The EFF is a legitimate political party. It did not steal the 10 percent of the vote. Its direct and indirect influence in the exercise of public power in South Africa justifies consistent scrutiny of its activities by the media.
Party leaders must be matured enough to tolerate robust critical reporting and commentary. For good reasons, the role of the media is constitutionally enshrined.
eNCA should not emulate the lack of tolerance.
By boycotting the EFF conference in solidarity with Daily Maverick, eNCA wittingly or inadvertently entered the political terrain as a player rather than a messenger.
This is a terrain a media organisation will find it difficult to survive. It must exit it.
It is not for news organisations to employ the tactics of political parties such as boycotts, threats and throwing tantrums. The strongest power in the hands of media organisations is telling the truth, provide a platform for critical debates and, in the process, hold those in power to account.
Over the years, telling the truth has never been popular. Journalists have faced threats. During apartheid, banning orders were routine and cost lives. What will happen to critical media if the EFF becomes the governing party?
EFF leaders should appreciate that, to adherents of media freedom this is a relevant question that drives a chill to the spine. The banning doesn’t do any good for a party operating in a constitutional democracy.
The exercise of the power of truth-telling and balanced commentary by eNCA would have been to cover the EFF conference, ask questions and invite EFF leaders to debate with viewers who might hold different views. It was lazy and strategically unsound for eNCA to abandon its duty to its audience in this manner.
At an emotional level, it sounded commendable that Daily Maverick received this kind of solidarity from eNCA. Indeed, some in the media applauded. It's the kind of solidarity that is neither in the interest of the media nor its audiences.
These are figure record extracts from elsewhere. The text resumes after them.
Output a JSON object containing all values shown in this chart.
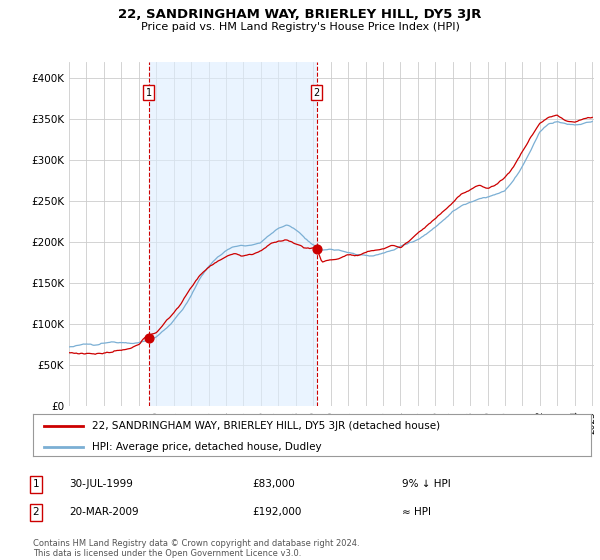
{
  "title": "22, SANDRINGHAM WAY, BRIERLEY HILL, DY5 3JR",
  "subtitle": "Price paid vs. HM Land Registry's House Price Index (HPI)",
  "legend_line1": "22, SANDRINGHAM WAY, BRIERLEY HILL, DY5 3JR (detached house)",
  "legend_line2": "HPI: Average price, detached house, Dudley",
  "annotation1_date": "30-JUL-1999",
  "annotation1_price": "£83,000",
  "annotation1_hpi": "9% ↓ HPI",
  "annotation2_date": "20-MAR-2009",
  "annotation2_price": "£192,000",
  "annotation2_hpi": "≈ HPI",
  "footer": "Contains HM Land Registry data © Crown copyright and database right 2024.\nThis data is licensed under the Open Government Licence v3.0.",
  "red_color": "#cc0000",
  "blue_color": "#7bafd4",
  "blue_fill": "#ddeeff",
  "background_color": "#ffffff",
  "grid_color": "#cccccc",
  "purchase1_year": 1999.58,
  "purchase1_price": 83000,
  "purchase2_year": 2009.21,
  "purchase2_price": 192000
}
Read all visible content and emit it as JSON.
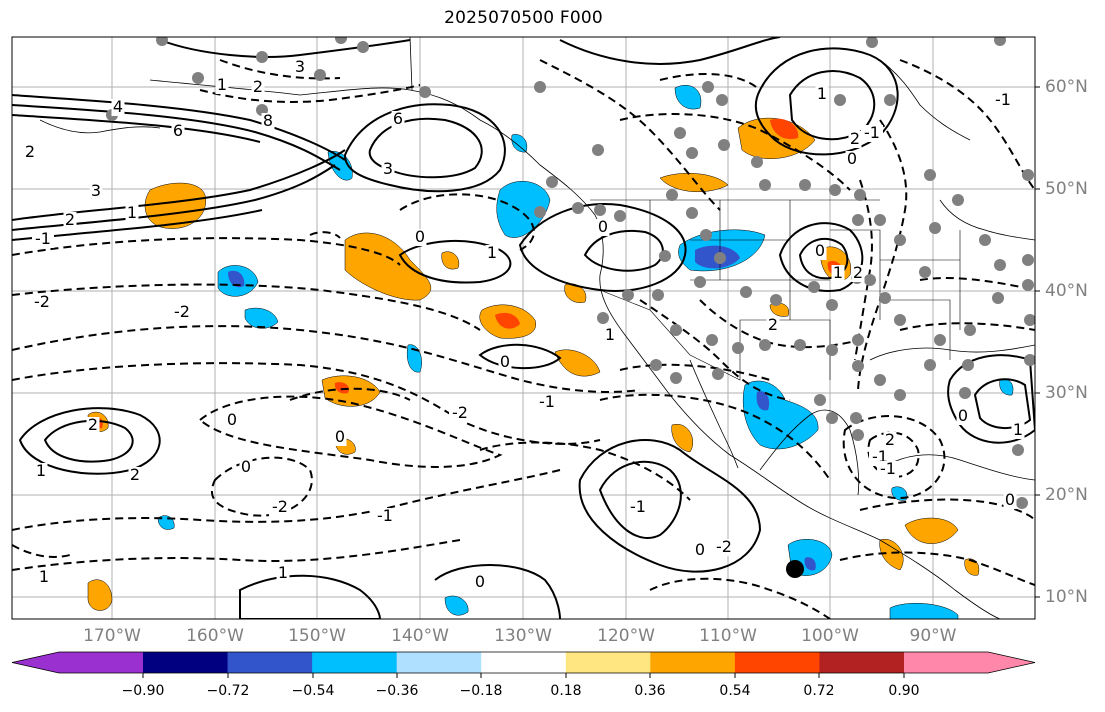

Frankly, Daily Maverick could do without it because everyone knows why it was banned. Now, how does eNCA deal with the EFF from now on? Was the boycott temporary? Will it invite EFF leaders as studio guests in future? Will it cover the EFF's contribution to parliamentary debates?
The implications of the decision to boycott the EFF conference are so serious that it should not have been taken without soliciting input from all journalists on the channel. The decision on the show of support of whatever kind to Daily Maverick should have been anchored on eNCA's editorial policies and a robust debate within the newsroom.
As it stands, it looks like eNCA effectively banned its journalists from covering the conference, thus ironically putting itself in the position of the wrongdoer, the EFF, whose actions were the cause for concern. eNCA newsroom managers might have violated media freedom from within.
These developments at eNCA have created an environment for the channel to be attacked from all angles.
Its human resources practices are being questioned. The treatment of journalists on the channel and recently the unprofessional manner in which the resignation of reporter Samkele Maseko was handled have put eNCA in a position firmly as the subject of news, not the messenger.
eNCA has over the years grown in influence.
When the SABC experienced turbulence, leading to questionable editorial decisions in the past including banning of certain political analysts on some of its channels, those who had access to eNCA had options for news coverage.
As things stand, the new management at the SABC is proving that it is possible for the public broadcaster to report impartially and fairly. The SABC is recovering; eNCA is slipping backwards.
Our democracy needs strong and diverse media institutions.
The decline of eNCA and the crises in many newsrooms typically precipitated by strange motives of media owners poses a danger to the sustainability of our democratic project. A weak media cannot contribute to a strong democratic culture.
eNCA must go back to the drawing board and revisit its editorial and human resource practices.
- Mkhabela is a regular columnist for News24.